Rata-rata hakim mengeluh betapa kecil gajinya dibandingkan dengan hakim di negara lain, dibandingkan dengan hakim di Jepang misalnya. Sebaliknya, kita juga tahu betapa besar kekayaan rata-rata hakim, yang tidak mungkin diperolehnya dari gajinya yang relatif kecil itu. Lalu, dari mana sang hakim memperoleh uang sehingga mereka menjadi relatif kaya sedemikian itu kalau bukan dari praktek mafia pengadilan? Kecuali kalau bisa dibuktikan kekayaan itu diperoleh dari warisan.
Sudah silih berganti mereka yang dipercaya menjabat Ketua MA. Namun, belum satu pun yang betul-betul punya semangat dan betul-betul memiliki komitmen memberantas praktek mafia pengadilan. Rata-rata lebih banyak bicara belaka, tanpa tindakan nyata dalam membongkar praktek mafia pengadilan.
Dahulu, ketika Purwoto Gandasubrata menjabat Ketua MA, dibukalah kotak pos pengaduan tentang praktek mafia pengadilan. Namun pada akhirnya kotak pos pengaduan itu masuk kotak. Kemudian dibukalah layanan informasi 121 di lantai satu gedung MA. Usaha itu juga mubazir. Demikian juga puluh (bahkan mungkin ratusan) miliar dana yang dikucurkan oleh lembaga-lembaga internasional untuk membenahi alias mereformasi jajaran MA. Sejak awal mula saya pun meragukan manfaat kucuran dana dimaksud.
Dan yang paling signifikan dari itu semua adalah penyatuan atap kekuasaan kehakiman. Rata-rata hakim sangat menggebu-gebu semangatnya supaya kekuasaan kehakiman berdiri sendiri, lepas dari kekuasaan eksekutif, dengan berbagai alasan. Pada pokoknya masih campur tangannya kekuasaan eksekutif ke dalam kekuasaan kehakiman selama ini seolah-olah laksana kambing hitam dari rusaknya dunia peradilan. Pernyataan yang populer dari mereka yang berpendapat demikian adalah ”otaknya sang hakim di Mahkamah Agung, perutnya di Departemen Kehakiman”.
Aspirasi para hakim itu akhirnya terkabul. Dengan Undang-Undang No. 5 Tahun 2004, kekuasaan kehakiman berada di satu atap, yaitu MA. Sejak itu, mutasi dan promosi hakim, misalnya, menjadi wewenang MA. Tetapi, justru di bawah undang-undang itu pula hakim agung diperiksa dan ruang kerja Ketua MA digeledah oleh KPK.

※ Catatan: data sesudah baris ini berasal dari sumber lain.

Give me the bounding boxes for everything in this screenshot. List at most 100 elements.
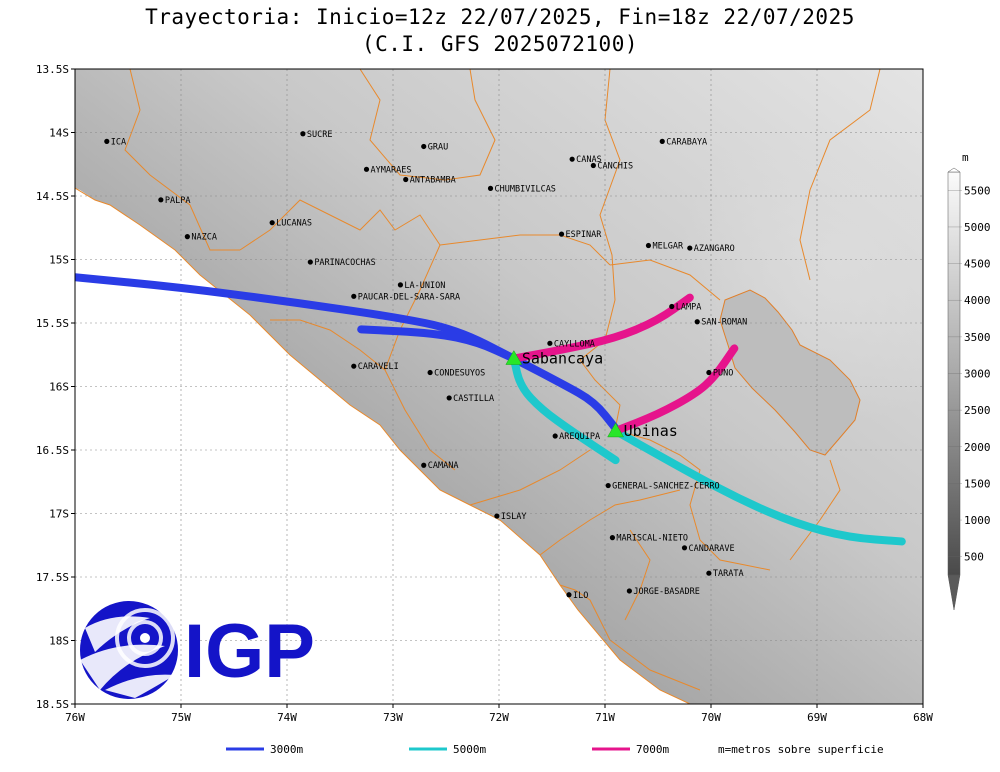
globe-icon bbox=[80, 601, 178, 699]
legend-label: 3000m bbox=[270, 743, 303, 756]
lat-tick-label: 15.5S bbox=[36, 317, 69, 330]
city-marker bbox=[446, 395, 452, 401]
city-label: ILO bbox=[573, 591, 588, 601]
city-marker bbox=[307, 259, 313, 265]
lon-tick-label: 71W bbox=[595, 711, 615, 724]
city-label: MELGAR bbox=[652, 242, 684, 252]
volcano-markers: Sabancaya Ubinas bbox=[505, 350, 678, 440]
chart-title: Trayectoria: Inicio=12z 22/07/2025, Fin=… bbox=[145, 5, 855, 29]
city-marker bbox=[351, 363, 357, 369]
city-label: ESPINAR bbox=[566, 230, 603, 240]
city-marker bbox=[626, 588, 632, 594]
city-marker bbox=[706, 369, 712, 376]
city-label: AZANGARO bbox=[694, 244, 735, 254]
city-marker bbox=[659, 138, 665, 144]
legend-label: 7000m bbox=[636, 743, 669, 756]
city-marker bbox=[558, 231, 565, 237]
colorbar-label: 1500 bbox=[964, 477, 991, 490]
trajectory-5000m-b bbox=[611, 426, 906, 546]
city-label: LA-UNION bbox=[404, 281, 445, 291]
colorbar-unit: m bbox=[962, 151, 969, 164]
lon-tick-label: 74W bbox=[277, 711, 297, 724]
city-label: AYMARAES bbox=[371, 165, 412, 175]
trajectory-7000m-b bbox=[611, 344, 739, 435]
city-label: CANAS bbox=[576, 155, 602, 165]
city-label: CAYLLOMA bbox=[554, 339, 595, 349]
lon-tick-label: 69W bbox=[807, 711, 827, 724]
trajectory-7000m bbox=[509, 293, 694, 363]
city-marker bbox=[397, 282, 404, 288]
city-marker bbox=[269, 220, 275, 226]
city-marker bbox=[351, 293, 357, 299]
city-marker bbox=[403, 176, 409, 183]
city-label: CANDARAVE bbox=[689, 544, 735, 554]
city-label: AREQUIPA bbox=[559, 432, 600, 442]
city-marker bbox=[590, 162, 596, 169]
lat-tick-label: 16S bbox=[49, 381, 69, 394]
lat-tick-label: 14S bbox=[49, 127, 69, 140]
colorbar-label: 3000 bbox=[964, 368, 991, 381]
elevation-colorbar: m 500 1000 1500 2000 2500 3000 3500 4000 4500 500… bbox=[947, 151, 991, 611]
legend-note: m=metros sobre superficie bbox=[718, 743, 884, 756]
lat-tick-label: 16.5S bbox=[36, 444, 69, 457]
lon-tick-label: 72W bbox=[489, 711, 509, 724]
city-marker bbox=[487, 185, 494, 191]
lon-tick-label: 75W bbox=[171, 711, 191, 724]
city-label: ICA bbox=[111, 137, 126, 147]
colorbar-label: 2000 bbox=[964, 441, 991, 454]
city-label: JORGE-BASADRE bbox=[633, 587, 700, 597]
city-marker bbox=[158, 197, 164, 203]
colorbar-label: 2500 bbox=[964, 404, 991, 417]
city-marker bbox=[706, 570, 712, 576]
city-marker bbox=[566, 592, 572, 598]
lat-tick-label: 14.5S bbox=[36, 190, 69, 203]
titicaca-lake bbox=[719, 289, 861, 456]
city-label: PALPA bbox=[165, 196, 191, 206]
igp-logo: IGP bbox=[80, 601, 315, 699]
city-label: ISLAY bbox=[501, 512, 527, 522]
city-label: CHUMBIVILCAS bbox=[495, 184, 556, 194]
volcano-triangle-icon bbox=[607, 422, 625, 438]
lon-tick-label: 73W bbox=[383, 711, 403, 724]
lat-tick-label: 18S bbox=[49, 635, 69, 648]
city-marker bbox=[184, 234, 190, 240]
lat-tick-label: 13.5S bbox=[36, 63, 69, 76]
admin-boundaries bbox=[75, 69, 881, 704]
colorbar-label: 5500 bbox=[964, 184, 991, 197]
city-label: CONDESUYOS bbox=[434, 369, 485, 379]
city-marker bbox=[421, 462, 427, 468]
city-label: SUCRE bbox=[307, 130, 333, 140]
city-marker bbox=[363, 166, 370, 172]
lat-tick-label: 18.5S bbox=[36, 698, 69, 711]
city-label: CASTILLA bbox=[453, 394, 494, 404]
city-label: NAZCA bbox=[191, 233, 217, 243]
city-marker bbox=[569, 156, 575, 162]
colorbar-label: 5000 bbox=[964, 221, 991, 234]
city-marker bbox=[645, 242, 652, 249]
trajectory-3000m bbox=[75, 273, 620, 433]
city-marker bbox=[427, 369, 433, 376]
city-label: ANTABAMBA bbox=[410, 175, 456, 185]
city-marker bbox=[687, 245, 693, 251]
lat-tick-label: 17S bbox=[49, 508, 69, 521]
city-marker bbox=[694, 319, 700, 325]
city-label: GENERAL-SANCHEZ-CERRO bbox=[612, 482, 719, 492]
trajectory-3000m-b bbox=[357, 325, 518, 363]
legend: 3000m 5000m 7000m m=metros sobre superficie bbox=[226, 743, 884, 756]
volcano-label: Sabancaya bbox=[522, 350, 603, 368]
lat-tick-label: 17.5S bbox=[36, 571, 69, 584]
city-label: CAMANA bbox=[428, 461, 459, 471]
city-marker bbox=[669, 303, 675, 310]
city-marker bbox=[605, 482, 611, 489]
city-label: PUNO bbox=[713, 369, 733, 379]
city-marker bbox=[104, 138, 110, 144]
city-label: TARATA bbox=[713, 569, 744, 579]
volcano-triangle-icon bbox=[505, 350, 523, 365]
city-label: LUCANAS bbox=[276, 219, 312, 229]
city-label: LAMPA bbox=[676, 302, 702, 312]
city-label: CANCHIS bbox=[597, 162, 633, 172]
colorbar-label: 3500 bbox=[964, 331, 991, 344]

Kini, baik praktek korupsi maupun praktek mafia pengadilan terus merajalela. Padahal selama praktek mafia pengadilan masih merajalela, tipis kemungkinan praktek korupsi bisa diberantas, paling tidak diminimalkan. Meski jalannya terlalu panjang, mau tidak mau ada dua langkah yang harus diambil.
Pertama, berupa perombakan undang-undang, yaitu kekuasaan kehakiman di bawah satu atap yaitu MA harus diakhiri. Kembalikan kekuasaan kehakiman di bawah dua atap. Cuma beda dengan dahulu, di mana atap yang satunya lagi adalah Departemen Kehakiman, sekarang atap yang satunya lagi adalah Komisi Yudisial (KY). Terutama menyangkut rekrutmen, mutasi, dan promosi hakim, wewenangnya jangan lagi berada di MA sepenuhnya, melainkan diberikan kepada MA bersama-sama KY.

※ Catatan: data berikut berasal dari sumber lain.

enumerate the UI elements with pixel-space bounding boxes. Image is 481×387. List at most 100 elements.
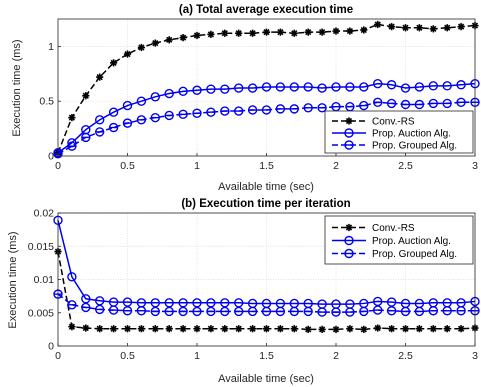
panel-a-series-2-point-17 xyxy=(289,104,299,114)
panel-b-series-1-point-1 xyxy=(67,272,77,282)
panel-b-legend-label-1: Prop. Auction Alg. xyxy=(372,236,451,247)
panel-a-xlabel: Available time (sec) xyxy=(218,181,314,193)
panel-a-series-1-point-11 xyxy=(206,84,216,94)
panel-a-ylabel: Execution time (ms) xyxy=(11,39,23,136)
panel-b-series-0-point-14 xyxy=(249,325,257,333)
panel-a-series-2-point-14 xyxy=(247,105,258,115)
panel-a-series-1-point-21 xyxy=(345,82,355,92)
panel-a-series-2-point-25 xyxy=(400,99,411,110)
panel-a-series-0-point-13 xyxy=(235,29,243,37)
panel-b-series-0-point-18 xyxy=(304,325,312,333)
panel-b-series-0-point-6 xyxy=(137,325,145,333)
panel-b-series-0-point-9 xyxy=(179,325,187,333)
panel-a-series-2-point-9 xyxy=(178,109,188,120)
panel-b-series-line-1 xyxy=(57,220,476,305)
panel-a-series-0-point-6 xyxy=(137,43,145,52)
panel-b-series-2-point-26 xyxy=(414,306,425,317)
panel-a-series-2-point-6 xyxy=(136,115,147,125)
panel-a-series-1-point-29 xyxy=(456,80,466,90)
panel-a-series-0-point-11 xyxy=(207,30,215,38)
panel-b-series-0-point-7 xyxy=(151,325,159,333)
panel-a-legend-marker-1 xyxy=(344,128,354,138)
panel-a-series-0-point-28 xyxy=(443,24,451,32)
panel-b-legend-marker-0 xyxy=(345,223,353,232)
panel-a-series-2-point-18 xyxy=(303,103,313,113)
panel-b-legend: Conv.-RS Prop. Auction Alg. Prop. Groupe… xyxy=(324,215,474,265)
panel-a-xtick-label-6: 3 xyxy=(472,160,478,172)
panel-a-series-0-point-14 xyxy=(249,29,257,37)
panel-b-series-2-point-16 xyxy=(275,306,286,317)
panel-a-series-2-point-26 xyxy=(414,99,425,110)
panel-b-series-0-point-27 xyxy=(429,325,437,333)
panel-a-series-0-point-4 xyxy=(110,59,118,67)
panel-b-xtick-label-4: 2 xyxy=(333,350,339,362)
panel-a-series-1-point-16 xyxy=(275,82,286,92)
panel-b-series-2-point-8 xyxy=(164,306,174,317)
panel-a-series-1-point-3 xyxy=(94,115,105,125)
panel-a-series-2-point-5 xyxy=(122,118,133,128)
panel-b-series-2-point-25 xyxy=(400,306,411,317)
panel-a-series-0-point-29 xyxy=(457,23,465,31)
panel-a-legend-items xyxy=(332,117,366,150)
panel-b-series-0-point-20 xyxy=(332,325,340,333)
panel-a-legend: Conv.-RS Prop. Auction Alg. Prop. Groupe… xyxy=(324,110,474,154)
panel-b-ytick-label-1: 0.005 xyxy=(28,307,54,319)
panel-a-series-2-point-4 xyxy=(108,122,119,133)
panel-a-series-2-point-8 xyxy=(164,110,174,121)
panel-a-series-1-point-6 xyxy=(136,96,147,106)
panel-a: (a) Total average execution time 0 0.5 1 1.… xyxy=(11,4,480,193)
panel-b-series-2-point-15 xyxy=(261,306,272,317)
panel-b-series-0-point-10 xyxy=(193,325,201,333)
panel-a-series-0-point-3 xyxy=(96,73,104,81)
panel-a-series-2-point-3 xyxy=(94,127,105,137)
panel-a-series-1-point-28 xyxy=(442,81,452,91)
panel-a-series-2-point-10 xyxy=(192,108,202,118)
panel-a-ytick-label-2: 1 xyxy=(48,41,54,53)
panel-b-series-0-point-1 xyxy=(68,323,76,331)
panel-b-series-2-point-23 xyxy=(373,305,383,315)
panel-a-series-2-point-28 xyxy=(442,98,452,109)
panel-a-series-2-point-15 xyxy=(261,105,272,115)
panel-a-frame xyxy=(57,18,476,157)
panel-a-series-1-point-24 xyxy=(386,80,397,90)
panel-b-series-2-point-18 xyxy=(303,306,313,317)
panel-a-series-line-1 xyxy=(57,82,476,154)
panel-b-xtick-label-0: 0 xyxy=(55,350,61,362)
panel-a-series-1-point-26 xyxy=(414,82,425,92)
panel-b-ytick-label-2: 0.01 xyxy=(34,274,55,286)
panel-b-series-2-point-2 xyxy=(81,302,91,313)
panel-a-series-0-point-24 xyxy=(388,23,396,31)
panel-a-xtick-label-0: 0 xyxy=(55,160,61,172)
panel-a-series-0-point-23 xyxy=(374,20,382,29)
panel-a-series-1-point-7 xyxy=(150,92,161,102)
panel-a-series-0-point-19 xyxy=(318,28,326,36)
panel-b-series-2-point-21 xyxy=(345,307,355,317)
panel-b-series-2-point-19 xyxy=(317,307,327,317)
panel-a-series-1-point-14 xyxy=(247,83,258,93)
panel-b: (b) Execution time per iteration 0 0.5 1 1.… xyxy=(7,198,480,385)
panel-b-series-2-point-13 xyxy=(233,306,244,317)
panel-a-title: (a) Total average execution time xyxy=(179,4,353,16)
panel-a-xtick-label-5: 2.5 xyxy=(398,160,413,172)
panel-b-series-0-point-3 xyxy=(96,325,104,333)
panel-b-xtick-label-5: 2.5 xyxy=(398,350,413,362)
panel-b-series-0-point-2 xyxy=(82,324,90,332)
panel-a-series-2-point-23 xyxy=(373,97,383,107)
panel-a-series-1-point-27 xyxy=(428,81,438,91)
panel-a-series-0-point-18 xyxy=(304,28,312,36)
panel-b-series-0-point-22 xyxy=(360,325,368,333)
panel-b-series-0-point-23 xyxy=(374,324,382,332)
panel-a-xtick-label-4: 2 xyxy=(333,160,339,172)
panel-a-series-0-point-16 xyxy=(276,28,284,36)
panel-b-legend-marker-1 xyxy=(344,235,354,246)
panel-b-series-2-point-14 xyxy=(247,306,258,317)
panel-a-series-1-point-20 xyxy=(331,82,341,92)
panel-b-series-0-point-28 xyxy=(443,325,451,333)
panel-b-series-2-point-9 xyxy=(178,306,188,317)
panel-b-series-0-point-5 xyxy=(123,325,132,333)
panel-a-series-0-point-8 xyxy=(165,36,173,44)
panel-b-series-0-point-17 xyxy=(290,325,298,333)
panel-b-ytick-label-4: 0.02 xyxy=(34,208,55,220)
panel-a-ytick-label-1: 0.5 xyxy=(39,96,54,108)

Kedua, dahulu Daniel S. Lev pernah mengusulkan supaya semua hakim diberhentikan, diganti dengan orang-orang baru. Usul demikian terlalu ekstrem dan dapat menimbulkan sejumlah persoalan baru yang pada akhirnya merugikan pencari keadilan. Sebaiknya ditempuh jalan tengah dengan merujuk pada Pasal 22 UUD 1945, yaitu dengan mempertimbangkan bahwa praktek korupsi dan mafia pengadilan sudah merupakan ”hal ihwal kegentingan yang memaksa”, presiden menetapkan peraturan pemerintah sebagai pengganti undang-undang (perpu) yang berisi proses seleksi terhadap hakim di semua tingkatan pengadilan dan di semua lingkungan pengadilan, mulai pengadilan tingkat pertama sampai Mahkamah Agung.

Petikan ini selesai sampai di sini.